The present invention relates to characterizing linked documents.
A fundamental problem in the information retrieval field is to characterize the content of documents. By capturing the essential characteristics in the documents, one gives the documents a new representation, which is often more parsimonious and less noise-sensitive. Such a new representation facilitates efficient organizing and searching of the documents and therefore improves user experiences in an information retrieval system. The new representation may also benefit other tasks such as classifying, clustering, and visualizing the documents.
The need for characterizing document content has increased significantly due to the rapid development of the Internet which has made available huge document repositories (such as digital libraries) online. Documents in many corpora, such as digital libraries and webpages, typically contain both content and link information.
Among the existing methods that extract essential characteristics from documents, topic model plays a central role. The topic model bridges the gap between the documents and words by characterizing the content of documents in terms of the latent semantic space to enable capabilities such as clustering, summarizing and visualizing. The topic model also provides meaningful interpretation of the documents through a probabilistic generative model which associates the document with a set of topics by the membership probabilities.
Topic models extract a set of latent topics from a corpus and as a consequence represent the documents in a new latent semantic space. This new semantic space captures the essential latent topics of each document and therefore enable efficient organizing of the corpus for the tasks such as browsing, clustering, and visualizing. One of the well-known topic models is the Probabilistic Latent Semantic Indexing (PLSI) model. In PLSI each document is modeled as a probabilistic mixture of a set of topics. Another approach called PHITS uses a probabilistic model for the links which assumes a generative process for the links similar to that in PLSI. Thus, PHITS ignores the content of the documents and characterize the documents by the links.
A Latent Dirichlet Allocation (LDA) model has been used which incorporates a prior of the topic distributions of the documents. In these probabilistic topic models, one assumption underpinning the generative process is that the documents are independent. More specifically, it is assumed that the topic distribution of each document is independent of those of other documents. However, this assumption does not always hold in practice, because documents in a corpus are usually related to each other in certain ways. Often, one can explicitly or implicitly observe such relation in a corpus, e.g., through the citations and co-authors of a paper or through the content similarity among documents. In such a case, these observations should be incorporated into the topic model in some way in order to derive more accurate latent topics that reflect the relation among the documents well. The LDA model is a parametric empirical Bayes model which introduce a Dirichlet prior for the topic distributions of the documents. One difficulty in LDA is that the posterior distribution is intractable for exact inference and thus an approximation inference algorithm has to be considered. Introduction of the prior makes it possible to generate new documents which is not available in the training stage, but the approximation inference algorithm is slower than PLSI in practice, which might be an issue for large corpora. The author-topic model has been used to extend LDA by including the authors information. Specifically, the author-topic model considers the topic distribution of the document as a mixture of topic distributions of the authors. Consequently, the author-topic model implicitly consider the relations among the document through the authors. Similar to the author-topic model, the CT model and the BPT model explicitly consider the relations among the documents by modeling the topic distribution of each document as a mixture of the topic distribution of the related documents.

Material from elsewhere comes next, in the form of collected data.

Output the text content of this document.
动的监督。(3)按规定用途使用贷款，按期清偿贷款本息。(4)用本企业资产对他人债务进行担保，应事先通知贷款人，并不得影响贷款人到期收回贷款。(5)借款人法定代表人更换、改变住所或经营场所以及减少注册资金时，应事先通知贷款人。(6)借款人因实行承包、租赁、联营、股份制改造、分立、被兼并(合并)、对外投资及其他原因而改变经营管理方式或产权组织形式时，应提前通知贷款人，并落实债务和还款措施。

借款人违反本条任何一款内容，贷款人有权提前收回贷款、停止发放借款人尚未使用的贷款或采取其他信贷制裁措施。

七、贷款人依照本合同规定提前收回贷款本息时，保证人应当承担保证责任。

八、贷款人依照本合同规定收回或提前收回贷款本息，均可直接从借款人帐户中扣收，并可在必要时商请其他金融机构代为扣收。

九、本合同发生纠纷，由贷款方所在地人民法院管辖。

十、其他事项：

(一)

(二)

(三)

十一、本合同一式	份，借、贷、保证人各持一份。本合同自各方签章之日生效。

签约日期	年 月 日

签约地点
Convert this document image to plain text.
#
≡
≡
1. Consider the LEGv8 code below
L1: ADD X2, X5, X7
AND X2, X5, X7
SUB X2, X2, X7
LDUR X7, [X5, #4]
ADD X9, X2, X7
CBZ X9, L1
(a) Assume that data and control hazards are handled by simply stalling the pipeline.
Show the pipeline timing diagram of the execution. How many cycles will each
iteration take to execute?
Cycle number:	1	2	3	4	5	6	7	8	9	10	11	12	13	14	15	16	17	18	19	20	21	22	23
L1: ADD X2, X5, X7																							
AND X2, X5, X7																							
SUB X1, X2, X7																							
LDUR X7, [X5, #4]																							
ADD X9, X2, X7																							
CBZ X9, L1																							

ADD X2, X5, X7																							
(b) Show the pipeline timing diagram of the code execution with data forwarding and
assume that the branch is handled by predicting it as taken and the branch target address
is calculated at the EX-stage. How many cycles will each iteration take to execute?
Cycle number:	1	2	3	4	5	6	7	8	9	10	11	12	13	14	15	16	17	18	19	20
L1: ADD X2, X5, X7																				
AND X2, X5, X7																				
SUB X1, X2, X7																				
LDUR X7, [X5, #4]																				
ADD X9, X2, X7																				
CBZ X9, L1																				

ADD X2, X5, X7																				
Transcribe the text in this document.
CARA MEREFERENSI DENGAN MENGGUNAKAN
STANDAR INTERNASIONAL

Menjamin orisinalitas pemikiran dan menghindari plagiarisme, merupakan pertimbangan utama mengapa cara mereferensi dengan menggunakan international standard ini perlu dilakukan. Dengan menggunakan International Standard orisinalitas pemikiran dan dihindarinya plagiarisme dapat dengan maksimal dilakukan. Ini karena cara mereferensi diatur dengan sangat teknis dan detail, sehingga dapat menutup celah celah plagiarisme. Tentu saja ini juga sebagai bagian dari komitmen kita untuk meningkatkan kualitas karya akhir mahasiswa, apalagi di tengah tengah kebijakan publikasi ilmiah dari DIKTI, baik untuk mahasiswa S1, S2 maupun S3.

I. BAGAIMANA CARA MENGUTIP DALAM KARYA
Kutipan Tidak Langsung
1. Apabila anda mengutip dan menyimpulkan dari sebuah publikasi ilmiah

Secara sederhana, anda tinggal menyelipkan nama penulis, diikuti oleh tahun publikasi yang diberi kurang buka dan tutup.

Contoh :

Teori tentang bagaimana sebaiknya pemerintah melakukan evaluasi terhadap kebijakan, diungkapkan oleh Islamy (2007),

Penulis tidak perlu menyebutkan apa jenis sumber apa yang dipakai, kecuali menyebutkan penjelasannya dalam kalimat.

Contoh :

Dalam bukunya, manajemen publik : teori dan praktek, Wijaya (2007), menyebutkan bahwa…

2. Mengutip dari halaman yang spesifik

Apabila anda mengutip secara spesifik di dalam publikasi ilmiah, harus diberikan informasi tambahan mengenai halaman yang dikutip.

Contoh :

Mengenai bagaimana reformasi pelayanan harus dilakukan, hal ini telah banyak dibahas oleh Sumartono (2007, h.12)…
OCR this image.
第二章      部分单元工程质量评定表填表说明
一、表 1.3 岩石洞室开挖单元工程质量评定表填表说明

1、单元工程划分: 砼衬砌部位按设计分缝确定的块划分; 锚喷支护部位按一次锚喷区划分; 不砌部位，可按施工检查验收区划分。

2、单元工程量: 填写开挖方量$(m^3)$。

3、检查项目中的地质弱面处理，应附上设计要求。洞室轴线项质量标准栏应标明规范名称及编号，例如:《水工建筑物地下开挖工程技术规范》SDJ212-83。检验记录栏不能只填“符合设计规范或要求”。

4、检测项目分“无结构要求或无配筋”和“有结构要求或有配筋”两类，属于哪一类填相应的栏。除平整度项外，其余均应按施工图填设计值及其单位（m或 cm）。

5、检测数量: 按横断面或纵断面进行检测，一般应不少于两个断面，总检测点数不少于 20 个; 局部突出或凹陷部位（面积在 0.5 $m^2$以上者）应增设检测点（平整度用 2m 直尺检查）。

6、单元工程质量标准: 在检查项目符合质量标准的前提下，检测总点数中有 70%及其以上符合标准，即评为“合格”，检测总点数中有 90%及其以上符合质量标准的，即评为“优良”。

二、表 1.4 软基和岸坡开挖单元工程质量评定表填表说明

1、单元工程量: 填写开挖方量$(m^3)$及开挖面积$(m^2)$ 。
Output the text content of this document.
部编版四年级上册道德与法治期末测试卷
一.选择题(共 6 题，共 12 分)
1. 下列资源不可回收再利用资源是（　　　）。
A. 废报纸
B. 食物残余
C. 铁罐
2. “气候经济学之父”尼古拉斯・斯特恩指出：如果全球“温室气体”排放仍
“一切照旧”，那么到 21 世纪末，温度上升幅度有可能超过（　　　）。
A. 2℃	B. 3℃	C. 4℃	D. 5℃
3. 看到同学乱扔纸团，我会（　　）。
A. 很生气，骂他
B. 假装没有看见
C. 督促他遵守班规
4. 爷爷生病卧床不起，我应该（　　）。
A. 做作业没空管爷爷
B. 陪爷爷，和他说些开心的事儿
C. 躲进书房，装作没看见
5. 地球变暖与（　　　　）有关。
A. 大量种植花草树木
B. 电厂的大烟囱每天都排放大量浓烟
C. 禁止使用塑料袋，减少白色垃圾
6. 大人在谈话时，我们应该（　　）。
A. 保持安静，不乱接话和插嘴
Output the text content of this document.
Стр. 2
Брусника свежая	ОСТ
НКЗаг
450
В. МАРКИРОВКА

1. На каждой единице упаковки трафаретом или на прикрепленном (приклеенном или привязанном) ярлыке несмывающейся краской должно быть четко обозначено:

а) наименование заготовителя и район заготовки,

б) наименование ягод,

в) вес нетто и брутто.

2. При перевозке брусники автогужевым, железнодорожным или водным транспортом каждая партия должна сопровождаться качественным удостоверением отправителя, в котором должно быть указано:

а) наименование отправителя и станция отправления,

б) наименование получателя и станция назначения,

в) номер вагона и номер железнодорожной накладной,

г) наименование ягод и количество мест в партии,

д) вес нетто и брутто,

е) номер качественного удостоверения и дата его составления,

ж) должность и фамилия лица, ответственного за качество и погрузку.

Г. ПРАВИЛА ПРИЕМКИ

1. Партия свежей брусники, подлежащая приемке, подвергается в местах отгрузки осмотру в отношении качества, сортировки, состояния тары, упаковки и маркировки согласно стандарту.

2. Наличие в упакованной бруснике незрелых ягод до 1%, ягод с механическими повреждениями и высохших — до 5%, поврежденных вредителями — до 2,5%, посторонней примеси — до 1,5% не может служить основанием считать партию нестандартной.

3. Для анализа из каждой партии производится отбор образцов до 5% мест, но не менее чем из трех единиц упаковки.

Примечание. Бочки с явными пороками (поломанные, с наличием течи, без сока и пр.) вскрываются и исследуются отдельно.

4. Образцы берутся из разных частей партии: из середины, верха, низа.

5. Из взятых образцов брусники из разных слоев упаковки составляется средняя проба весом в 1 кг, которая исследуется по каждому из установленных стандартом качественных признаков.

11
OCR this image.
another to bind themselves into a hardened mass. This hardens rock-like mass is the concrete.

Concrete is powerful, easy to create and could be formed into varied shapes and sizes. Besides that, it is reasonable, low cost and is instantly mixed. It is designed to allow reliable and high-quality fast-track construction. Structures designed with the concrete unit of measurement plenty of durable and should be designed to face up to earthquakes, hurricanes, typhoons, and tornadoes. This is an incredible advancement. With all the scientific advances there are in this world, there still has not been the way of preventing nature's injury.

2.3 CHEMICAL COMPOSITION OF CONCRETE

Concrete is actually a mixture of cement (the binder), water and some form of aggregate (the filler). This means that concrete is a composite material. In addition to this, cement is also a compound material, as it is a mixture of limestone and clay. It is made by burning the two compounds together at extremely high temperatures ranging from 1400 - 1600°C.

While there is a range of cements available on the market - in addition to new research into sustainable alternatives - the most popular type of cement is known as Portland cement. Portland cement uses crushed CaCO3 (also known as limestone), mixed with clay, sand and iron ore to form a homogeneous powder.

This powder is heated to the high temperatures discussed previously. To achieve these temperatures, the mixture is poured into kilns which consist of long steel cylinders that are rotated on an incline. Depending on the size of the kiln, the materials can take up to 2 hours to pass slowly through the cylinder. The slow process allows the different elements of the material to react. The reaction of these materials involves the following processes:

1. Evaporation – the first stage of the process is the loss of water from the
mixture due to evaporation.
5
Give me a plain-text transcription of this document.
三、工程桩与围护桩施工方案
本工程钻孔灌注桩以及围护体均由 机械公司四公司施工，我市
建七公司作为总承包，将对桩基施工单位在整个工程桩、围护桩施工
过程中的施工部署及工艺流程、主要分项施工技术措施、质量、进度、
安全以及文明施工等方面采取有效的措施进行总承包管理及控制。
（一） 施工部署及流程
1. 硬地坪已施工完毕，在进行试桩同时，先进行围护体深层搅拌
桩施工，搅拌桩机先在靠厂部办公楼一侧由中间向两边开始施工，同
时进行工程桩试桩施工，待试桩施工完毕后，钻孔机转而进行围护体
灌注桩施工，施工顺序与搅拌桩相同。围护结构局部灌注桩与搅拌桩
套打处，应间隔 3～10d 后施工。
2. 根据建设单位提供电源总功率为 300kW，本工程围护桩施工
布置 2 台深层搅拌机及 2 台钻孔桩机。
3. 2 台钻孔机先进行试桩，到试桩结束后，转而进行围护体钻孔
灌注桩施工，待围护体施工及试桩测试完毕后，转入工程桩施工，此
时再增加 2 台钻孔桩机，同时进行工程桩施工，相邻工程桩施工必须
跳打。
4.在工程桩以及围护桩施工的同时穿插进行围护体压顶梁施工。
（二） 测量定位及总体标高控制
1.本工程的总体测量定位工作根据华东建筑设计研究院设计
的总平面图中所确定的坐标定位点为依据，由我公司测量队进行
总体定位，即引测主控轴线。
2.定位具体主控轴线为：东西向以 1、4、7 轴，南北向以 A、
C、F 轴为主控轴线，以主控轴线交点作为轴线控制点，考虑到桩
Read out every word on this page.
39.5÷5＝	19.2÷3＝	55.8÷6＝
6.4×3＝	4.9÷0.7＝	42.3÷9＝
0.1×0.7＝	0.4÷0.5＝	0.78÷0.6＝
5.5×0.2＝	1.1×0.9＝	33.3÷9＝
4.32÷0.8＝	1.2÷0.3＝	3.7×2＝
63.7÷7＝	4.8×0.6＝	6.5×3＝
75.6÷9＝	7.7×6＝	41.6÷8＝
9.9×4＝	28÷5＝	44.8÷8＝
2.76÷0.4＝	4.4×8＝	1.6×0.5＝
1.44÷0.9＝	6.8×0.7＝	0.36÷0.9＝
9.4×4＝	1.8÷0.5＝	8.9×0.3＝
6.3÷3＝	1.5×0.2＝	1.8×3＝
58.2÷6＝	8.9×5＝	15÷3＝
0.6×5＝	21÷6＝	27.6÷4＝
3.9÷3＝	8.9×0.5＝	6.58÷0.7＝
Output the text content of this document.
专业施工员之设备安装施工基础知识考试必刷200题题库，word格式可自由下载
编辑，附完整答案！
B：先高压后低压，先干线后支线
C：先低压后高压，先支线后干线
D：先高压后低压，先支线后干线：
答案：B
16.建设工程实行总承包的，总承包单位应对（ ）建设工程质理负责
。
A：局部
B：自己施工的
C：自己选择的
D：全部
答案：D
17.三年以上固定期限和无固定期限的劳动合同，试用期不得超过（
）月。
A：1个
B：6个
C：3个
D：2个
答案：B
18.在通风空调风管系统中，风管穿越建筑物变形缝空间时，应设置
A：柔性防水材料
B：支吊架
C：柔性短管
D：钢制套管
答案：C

With the development of internet, most of the webpages and documents are linked to each other by the hyperlinks. Incorporating link information into the topic model is expected to provide better document modeling. Recent studies have attempted to combine both the contents and the links in a corpus of linked documents. For example, the PLSI model has been applied once on contents and another time on links, and combined in a linear fashion. As another example, the contents and links have been fused into a single objective function for optimization. However, these approaches have treated links as a feature in a similar way that the content features are treated. Such a yet-another-feature approach to treat links ignored two important properties of links. First, links are used to represent relations; and it is the relations represented by the links, not the links themselves, that are important to a topic model. The second property of links that is ignored by the above studies is that the relations represented by the links are often transitive.
In another trend, document clustering is a fundamental tool for these tasks and an important application of topic models. K-means clustering is a widely used clustering algorithm which minimizes the sum of squared errors between the documents and the cluster centers. Spectral clustering has emerged as one of the most effective document clustering methods. In the spectral clustering, an undirected graph is constructed where nodes represent the documents and edges between nodes represent the similarity between the documents. The document clustering task is accomplished by finding best cuts of the graph that optimizes certain predefined criterion functions, which usually leads to the computation of the eigenvectors of certain matrices. Another important class of the document clustering methods rely on non-negative matrix factorization (NMF) technique.